There are court decisions defining the scope of the 1st Amendment. There are no valid laws restricting it, since the 1st Amendment is in the Constitution and no law can supersede the constitution. Such laws that are written and passed are unconstitutional.
Edit: The above is mistaken. A law can restrict the 1st Amendment, or any other, if it survives "strict scrutiny":
Although "strict scrutiny leaves few survivors" and will usually strike down such laws when strict scrutiny is found to apply, "the government must show that there is a compelling, or very strong, interest in law, and that the law is either narrowly tailored or is the least restrictive means available to the government."
They do. I have seen news in Europe where they cannot reproduce the original excerpt (reading aloud instead) of some communication because of copyright laws and the original excerpt belonged to a competing media corporation that had won previous such cases in court.
There you have a bunch of examples. Free speech in the US is restricted. That's the point I was making. You can be okay with the restrictions in place but you cannot ignore that they're there.

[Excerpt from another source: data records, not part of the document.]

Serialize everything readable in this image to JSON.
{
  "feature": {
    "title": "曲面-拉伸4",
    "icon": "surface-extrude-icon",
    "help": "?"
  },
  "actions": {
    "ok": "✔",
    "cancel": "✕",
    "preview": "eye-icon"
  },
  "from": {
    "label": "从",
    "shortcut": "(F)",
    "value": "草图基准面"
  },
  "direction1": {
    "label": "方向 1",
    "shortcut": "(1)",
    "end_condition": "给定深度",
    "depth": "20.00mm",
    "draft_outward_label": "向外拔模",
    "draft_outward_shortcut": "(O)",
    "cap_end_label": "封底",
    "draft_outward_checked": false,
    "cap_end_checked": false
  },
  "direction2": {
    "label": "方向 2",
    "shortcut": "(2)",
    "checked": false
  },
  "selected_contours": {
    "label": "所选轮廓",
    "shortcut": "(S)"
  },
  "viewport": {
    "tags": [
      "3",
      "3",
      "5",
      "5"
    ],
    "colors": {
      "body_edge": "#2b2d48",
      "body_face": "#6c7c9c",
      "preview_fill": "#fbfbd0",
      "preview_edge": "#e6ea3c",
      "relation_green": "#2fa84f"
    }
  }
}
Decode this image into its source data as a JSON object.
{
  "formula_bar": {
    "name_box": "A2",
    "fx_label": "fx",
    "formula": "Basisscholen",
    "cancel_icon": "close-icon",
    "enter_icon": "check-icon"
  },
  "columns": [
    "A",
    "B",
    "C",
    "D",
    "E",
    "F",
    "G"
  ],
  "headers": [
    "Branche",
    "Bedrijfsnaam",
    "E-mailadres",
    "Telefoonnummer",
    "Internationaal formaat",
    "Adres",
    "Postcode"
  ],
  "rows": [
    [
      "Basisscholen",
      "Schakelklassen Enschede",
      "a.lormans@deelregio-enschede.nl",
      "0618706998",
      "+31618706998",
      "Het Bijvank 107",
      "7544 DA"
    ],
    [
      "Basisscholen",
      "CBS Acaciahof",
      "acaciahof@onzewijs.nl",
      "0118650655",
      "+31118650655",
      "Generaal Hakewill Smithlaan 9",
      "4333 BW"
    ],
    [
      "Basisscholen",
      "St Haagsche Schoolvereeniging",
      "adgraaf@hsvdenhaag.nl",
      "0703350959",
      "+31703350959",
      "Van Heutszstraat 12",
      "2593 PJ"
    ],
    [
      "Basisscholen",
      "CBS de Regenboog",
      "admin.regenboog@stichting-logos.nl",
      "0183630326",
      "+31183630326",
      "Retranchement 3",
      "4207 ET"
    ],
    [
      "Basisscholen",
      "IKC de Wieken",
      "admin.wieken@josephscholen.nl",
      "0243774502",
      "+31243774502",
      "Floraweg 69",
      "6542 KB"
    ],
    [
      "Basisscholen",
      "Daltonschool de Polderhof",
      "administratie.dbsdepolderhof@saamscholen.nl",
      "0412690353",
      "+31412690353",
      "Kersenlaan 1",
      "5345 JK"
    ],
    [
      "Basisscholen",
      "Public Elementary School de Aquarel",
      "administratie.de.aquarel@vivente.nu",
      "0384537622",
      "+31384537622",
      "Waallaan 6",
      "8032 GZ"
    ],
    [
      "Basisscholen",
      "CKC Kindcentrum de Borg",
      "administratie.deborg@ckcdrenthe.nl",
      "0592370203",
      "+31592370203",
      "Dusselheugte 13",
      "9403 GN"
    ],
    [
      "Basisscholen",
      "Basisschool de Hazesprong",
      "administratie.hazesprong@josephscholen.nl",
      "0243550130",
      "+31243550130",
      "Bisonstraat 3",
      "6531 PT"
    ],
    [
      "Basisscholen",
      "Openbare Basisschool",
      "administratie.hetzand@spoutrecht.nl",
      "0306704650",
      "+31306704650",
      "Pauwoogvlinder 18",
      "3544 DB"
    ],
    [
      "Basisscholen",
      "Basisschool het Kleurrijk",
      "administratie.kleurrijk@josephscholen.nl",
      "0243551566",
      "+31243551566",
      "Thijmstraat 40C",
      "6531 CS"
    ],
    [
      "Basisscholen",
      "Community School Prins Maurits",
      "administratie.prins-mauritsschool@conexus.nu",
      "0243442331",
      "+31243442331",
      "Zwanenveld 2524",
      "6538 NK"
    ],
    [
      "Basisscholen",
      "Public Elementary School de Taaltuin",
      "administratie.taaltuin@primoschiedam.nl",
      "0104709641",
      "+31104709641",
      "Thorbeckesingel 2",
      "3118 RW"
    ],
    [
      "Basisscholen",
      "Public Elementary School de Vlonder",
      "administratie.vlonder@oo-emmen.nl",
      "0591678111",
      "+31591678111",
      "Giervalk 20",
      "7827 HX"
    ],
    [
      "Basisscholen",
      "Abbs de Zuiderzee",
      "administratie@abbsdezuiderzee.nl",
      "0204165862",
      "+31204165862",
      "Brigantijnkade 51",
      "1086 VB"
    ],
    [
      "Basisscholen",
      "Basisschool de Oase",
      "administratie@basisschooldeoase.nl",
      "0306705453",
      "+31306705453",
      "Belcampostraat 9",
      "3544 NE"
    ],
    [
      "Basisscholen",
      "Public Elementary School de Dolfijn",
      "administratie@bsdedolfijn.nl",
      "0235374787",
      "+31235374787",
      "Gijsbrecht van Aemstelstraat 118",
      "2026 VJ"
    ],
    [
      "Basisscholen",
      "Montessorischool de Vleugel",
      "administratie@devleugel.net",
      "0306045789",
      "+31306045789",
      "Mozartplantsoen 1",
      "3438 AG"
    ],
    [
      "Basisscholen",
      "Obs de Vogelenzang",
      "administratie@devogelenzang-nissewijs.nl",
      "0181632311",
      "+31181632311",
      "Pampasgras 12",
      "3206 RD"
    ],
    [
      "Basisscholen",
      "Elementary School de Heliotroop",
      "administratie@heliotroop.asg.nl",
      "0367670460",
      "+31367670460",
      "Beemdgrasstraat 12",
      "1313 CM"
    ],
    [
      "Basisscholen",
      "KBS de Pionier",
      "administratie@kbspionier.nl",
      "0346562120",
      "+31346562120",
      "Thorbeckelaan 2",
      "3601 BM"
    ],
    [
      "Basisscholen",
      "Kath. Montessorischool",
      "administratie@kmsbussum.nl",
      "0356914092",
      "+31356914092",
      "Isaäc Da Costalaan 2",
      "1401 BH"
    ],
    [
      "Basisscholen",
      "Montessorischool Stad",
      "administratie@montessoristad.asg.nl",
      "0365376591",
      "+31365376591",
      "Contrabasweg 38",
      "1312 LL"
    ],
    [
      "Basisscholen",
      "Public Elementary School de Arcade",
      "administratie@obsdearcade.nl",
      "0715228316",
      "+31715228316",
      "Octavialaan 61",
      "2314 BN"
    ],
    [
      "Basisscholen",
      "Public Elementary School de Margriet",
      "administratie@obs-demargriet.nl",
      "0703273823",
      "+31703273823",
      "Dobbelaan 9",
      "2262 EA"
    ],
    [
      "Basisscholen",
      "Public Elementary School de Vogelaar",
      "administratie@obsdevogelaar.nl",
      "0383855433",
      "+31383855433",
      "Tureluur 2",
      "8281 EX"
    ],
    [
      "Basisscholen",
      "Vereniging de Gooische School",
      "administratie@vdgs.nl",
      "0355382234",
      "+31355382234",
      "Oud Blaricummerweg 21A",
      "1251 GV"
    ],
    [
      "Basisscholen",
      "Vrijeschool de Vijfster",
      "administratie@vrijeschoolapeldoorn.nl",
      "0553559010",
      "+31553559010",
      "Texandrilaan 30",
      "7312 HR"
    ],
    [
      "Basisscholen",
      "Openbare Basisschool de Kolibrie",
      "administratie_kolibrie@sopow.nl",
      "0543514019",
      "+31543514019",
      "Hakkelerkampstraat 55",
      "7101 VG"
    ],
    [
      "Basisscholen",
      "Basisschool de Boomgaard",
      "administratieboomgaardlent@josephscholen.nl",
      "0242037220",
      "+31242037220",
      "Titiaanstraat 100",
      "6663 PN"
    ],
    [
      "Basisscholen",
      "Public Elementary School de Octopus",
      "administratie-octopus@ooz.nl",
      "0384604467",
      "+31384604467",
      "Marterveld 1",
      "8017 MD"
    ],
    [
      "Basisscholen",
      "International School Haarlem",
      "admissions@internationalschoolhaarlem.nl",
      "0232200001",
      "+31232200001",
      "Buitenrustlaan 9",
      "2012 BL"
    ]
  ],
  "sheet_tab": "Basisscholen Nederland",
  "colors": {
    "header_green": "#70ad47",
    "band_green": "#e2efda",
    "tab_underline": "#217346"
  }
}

That's just factually wrong.
In a roundabout way libel and slander laws are a violation of the first amendment.
They're civil actions but it's the government through the courts that finds you guilty and imposes punishments, seizing assets, etc. It's very hard to win cases on those things as the judiciary does its best to still make it work within the structure of the constitution but it does nonetheless restrict my ability to say "viro eats kittens" without possible penalty imposed by the government.
Edit: The above is mistaken. A law can restrict the 1st Amendment, or any other, if it survives "strict scrutiny":
Although "strict scrutiny leaves few survivors" and will usually strike down such laws when strict scrutiny is found to apply, "the government must show that there is a compelling, or very strong, interest in law, and that the law is either narrowly tailored or is the least restrictive means available to the government."